Kata sahabatku, Sofi, aku punya banyak sifat unik. Meskipun tidak bisa dibilang buruk, tapi juga tidak bisa disebut baik. Karena itu dia mengambil jalan tengah dengan menyebutnya unik. Di antara banyak sifat unik itu, beberapa yang menonjol adalah aku orang yang spontan. Tidak seperti kebanyakan orang, saringan di mulutku lubangnya besar-besar. Alhasil, hampir semua sampah di kepalaku ikut meluncur deras di mulut. Bocor. Aku juga pembangkang. Aturan yang tidak kusukai akan kucari celahnya. Bukan, bukan melanggar. Aku tidak suka melanggar aturan, aku hanya berusaha menyelinap di antara celah yang tersedia itu. Hei, semua aturan dibuat oleh manusia. Dan manusia itu tempatnya salah. Tidak ada aturan yang sempurna.

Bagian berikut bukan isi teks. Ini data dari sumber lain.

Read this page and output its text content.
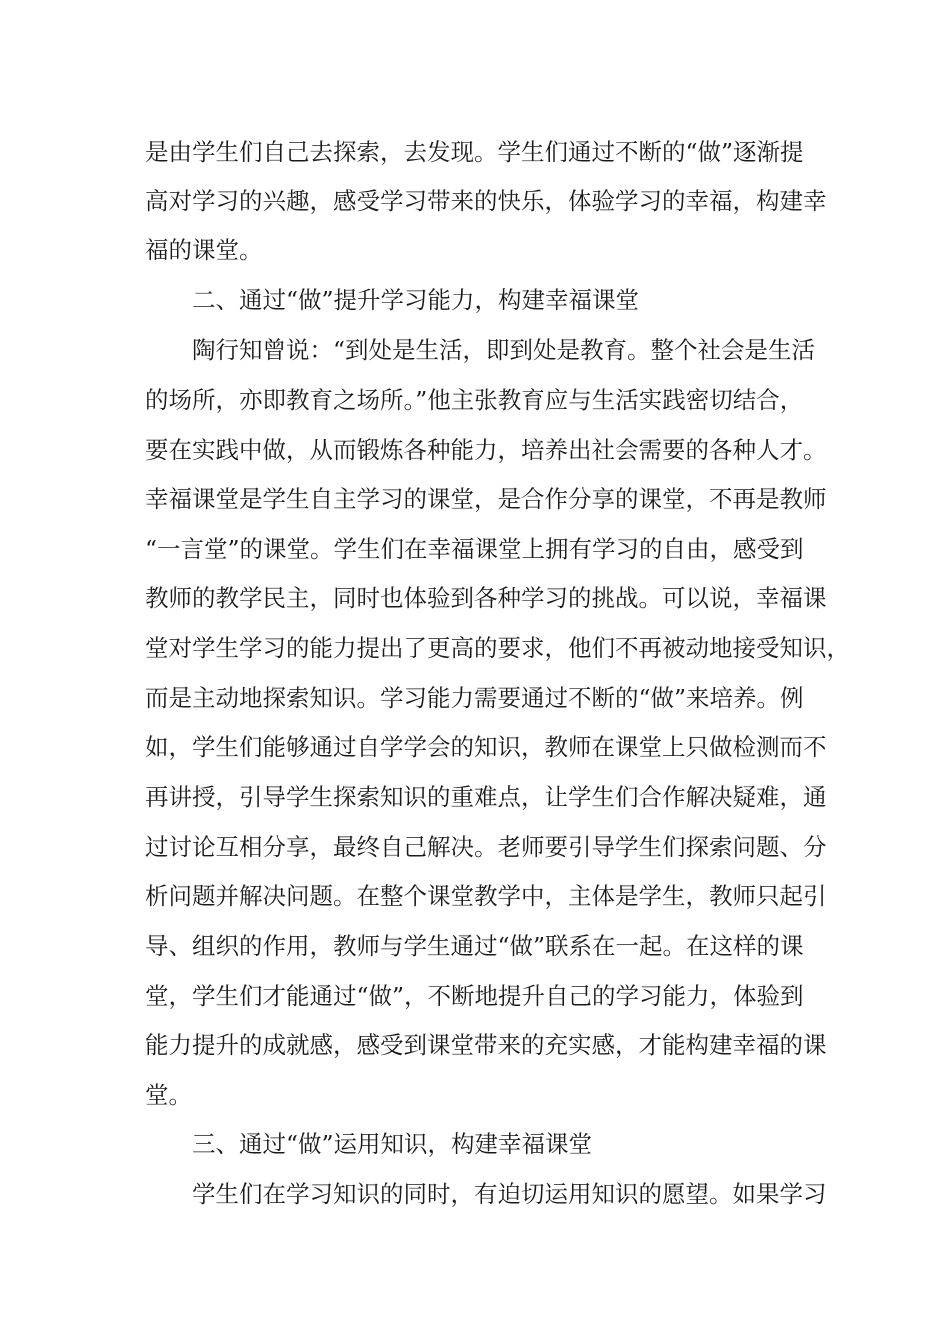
是由学生们自己去探索，去发现。学生们通过不断的“做”逐渐提
高对学习的兴趣，感受学习带来的快乐，体验学习的幸福，构建幸
福的课堂。
二、通过“做”提升学习能力，构建幸福课堂
陶行知曾说：“到处是生活，即到处是教育。整个社会是生活
的场所，亦即教育之场所。”他主张教育应与生活实践密切结合，
要在实践中做，从而锻炼各种能力，培养出社会需要的各种人才。
幸福课堂是学生自主学习的课堂，是合作分享的课堂，不再是教师
“一言堂”的课堂。学生们在幸福课堂上拥有学习的自由，感受到
教师的教学民主，同时也体验到各种学习的挑战。可以说，幸福课
堂对学生学习的能力提出了更高的要求，他们不再被动地接受知识，
而是主动地探索知识。学习能力需要通过不断的“做”来培养。例
如，学生们能够通过自学学会的知识，教师在课堂上只做检测而不
再讲授，引导学生探索知识的重难点，让学生们合作解决疑难，通
过讨论互相分享，最终自己解决。老师要引导学生们探索问题、分
析问题并解决问题。在整个课堂教学中，主体是学生，教师只起引
导、组织的作用，教师与学生通过“做”联系在一起。在这样的课
堂，学生们才能通过“做”，不断地提升自己的学习能力，体验到
能力提升的成就感，感受到课堂带来的充实感，才能构建幸福的课
堂。
三、通过“做”运用知识，构建幸福课堂
学生们在学习知识的同时，有迫切运用知识的愿望。如果学习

Satu lagi, aku sedikiiiit pendendam. Hanya sedikit, lho, lihat itu, aku memakai huruf 'i' yang banyak di belakang huruf 'k', kan? Jadi, ketika ada seseorang yang menyenggol egoku, sengaja atau tidak, aku akan mengingatnya. Dan mencari jalan untuk membalasnya. Untungnya, tidak terlalu banyak orang yang berhasil mengusik egoku. Mulutku comberan, jadi toleransiku terhadap ucapan orang juga sangat tinggi.

Di antara sedikit ucapan yang berhasil menyinggung perasaanku, kalimat Pak Andra yang mengatakan bahwa pekerjaanku sampah adalah salah satunya. Pak Freddy sangat menghargai hasil kerjaku. Bila ada yang tidak berkenan di hatinya, kami mendiskusikannya. Cara itu selalu berhasil menumbuhkan ide-ide baru yang lebih baik.

Tapi ho...ho...ho... jangan panggil aku Sita kalau tidak bisa menemukan cara halus untuk membalas Pak Andra. Cara halus yang menyakitkan. Melakukan konfrontasi dengan pimpinan bukan cara bijak. Aku juga tahu itu. Tapi aku akan bermain cantik. Sangat cantik. Aku memang tidak punya wajah semenawan artis atau model, tapi aku punya otak besar dan kreatif. Otak dan kreativitas menjadikan aku staf favorit Pak Freddy. Ah, lagi-lagi aku teringat laki-laki itu. Dia bos yang berjuta kali lebih baik daripada Pak Andra. "Bungkusan" Pak Andra memang lebih bagus, tapi kemasan indah kalau kelakuannya nol besar, apa gunanya?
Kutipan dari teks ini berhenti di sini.